I'm reminded of soccer, a rather popular sport in England and
elsewhere, and how soccer fans from different countries thrown into the same
stadium become so spirited about kicking a ball around on a field that the
fans try to kill one another in large numbers. Indeed, the countries of El
Salvador and Honduras once went to war over the outcome of a soccer match.
But anyhow, I guess you catch my drift.
Reasonableness has nothing to do with the playing of the game until
after the game is over, and sometimes, with good fortune, the opposing forces
get keyed out enough to remember that we are one another's friends and
neighbors. And so, to one and all, the people of the United States and other
countries, just let it be known that the game that is being played out at
this time between those human beings who are silly enough to call themselves
Republicans and Democrats in order to have a game, a very high-stakes game, a
very expensive game, in which it seems as though the winner *will* take all,
but in fact really won't, that this game will continue until, in one form or
another, its winner and loser are clearly delineated.
Good things may come out of this process, such as better and clearer
rules for play, a better understanding of how to determine who wins and who
loses, and a clearer and cleaner method of determining how to count votes.
Here and there, as we approach the conclusion of this presentation, we
should note that a few people have talked or mentioned the notion of fair
play and the idea of concession to an opponent, or the notion of "Let's be
gentlemen about this, what say?" Well, about that we can say during
Victorian England and some time thereafter, there occurred the notion that it
wasn't so much winning the game as how you played it, and whether you showed
good sportsmanship whether in defeat or in winning. This may have been
noticeable in England, in games like tennis or cricket, possibly even a touch
of rugby, but even England in her larger games was never troubled by such
notions of pan-determininsm, and I don't think, given the imagined stakes of
the current presidential election in the United States, that we should even
in our wildest dreams expect, from contestants who if it weren't for a few
legalistic restraints would be fighting it out with large clubs that had
nails protruding from them, that the combatants would really be good sports
about this thing until it's all over, and perhaps not even then.
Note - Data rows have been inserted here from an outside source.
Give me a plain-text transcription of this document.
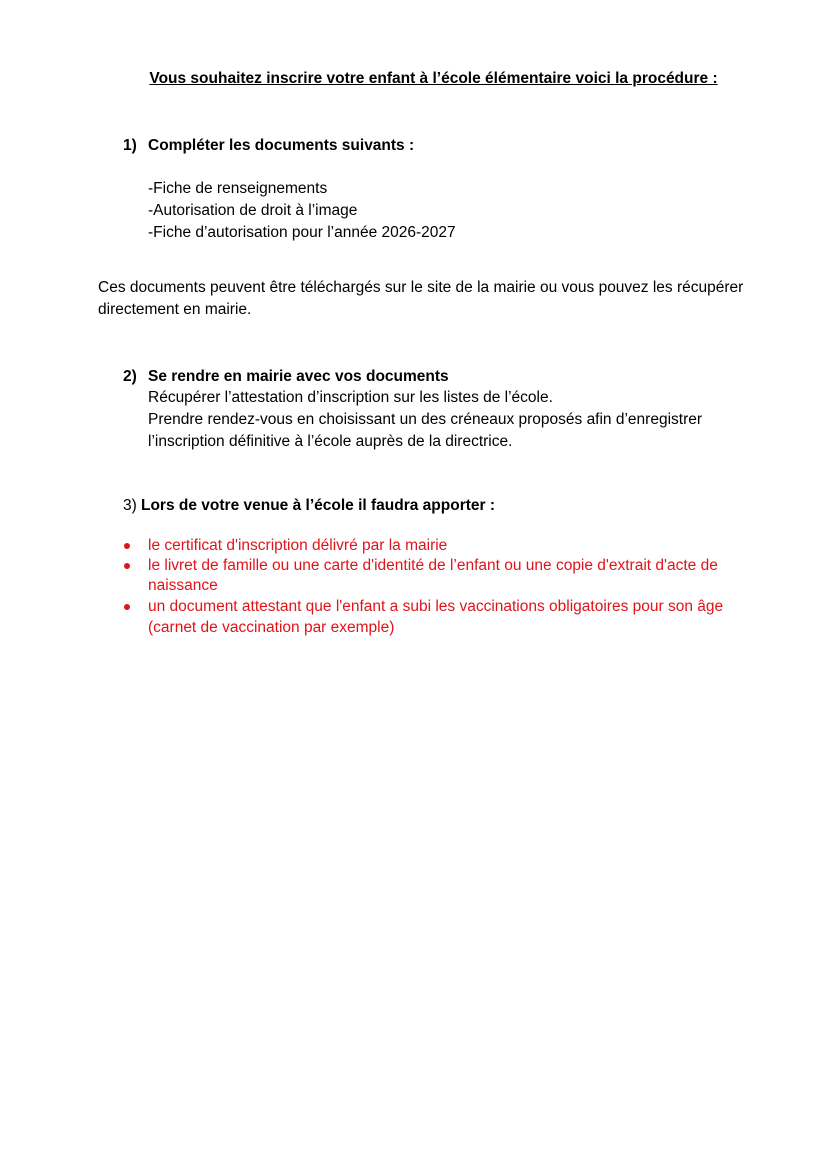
Vous souhaitez inscrire votre enfant à l’école élémentaire voici la procédure :
1) Compléter les documents suivants :
-Fiche de renseignements
-Autorisation de droit à l’image
-Fiche d’autorisation pour l’année 2026-2027
Ces documents peuvent être téléchargés sur le site de la mairie ou vous pouvez les récupérer
directement en mairie.
2) Se rendre en mairie avec vos documents
Récupérer l’attestation d’inscription sur les listes de l’école.
Prendre rendez-vous en choisissant un des créneaux proposés afin d’enregistrer
l’inscription définitive à l’école auprès de la directrice.
3) Lors de votre venue à l’école il faudra apporter :
le certificat d'inscription délivré par la mairie
le livret de famille ou une carte d'identité de l’enfant ou une copie d'extrait d'acte de
naissance
un document attestant que l'enfant a subi les vaccinations obligatoires pour son âge
(carnet de vaccination par exemple)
One should also take note that when games are very close and it's hard
to say who's going to be the winner, the underdog will fight harder as the
conclusion of the game nears; the team with just a hair separating it from
victory will certainly not concede. In American football, although if a team
is losing by a wide margin it may spend the last few seconds of the game not
really playing, a team that is losing by 1 or 2 points will play fiercely up
to the very last second.
In the meantime, it's quite a game, and whether you're in it at the
level of spectator or fan, or player, or as some folks choose just to enjoy
the whole spectacle as an entertainment, let me close by saying, like most
everything, it's only serious by consideration; and given our tradition of
producing entertainment spectaculars on this planet, let's look forward to
Santa Claus arriving this year in a jet-propelled Mercedes sports utility
vehicle, with not just a grin on his plump face but perhaps even a leer.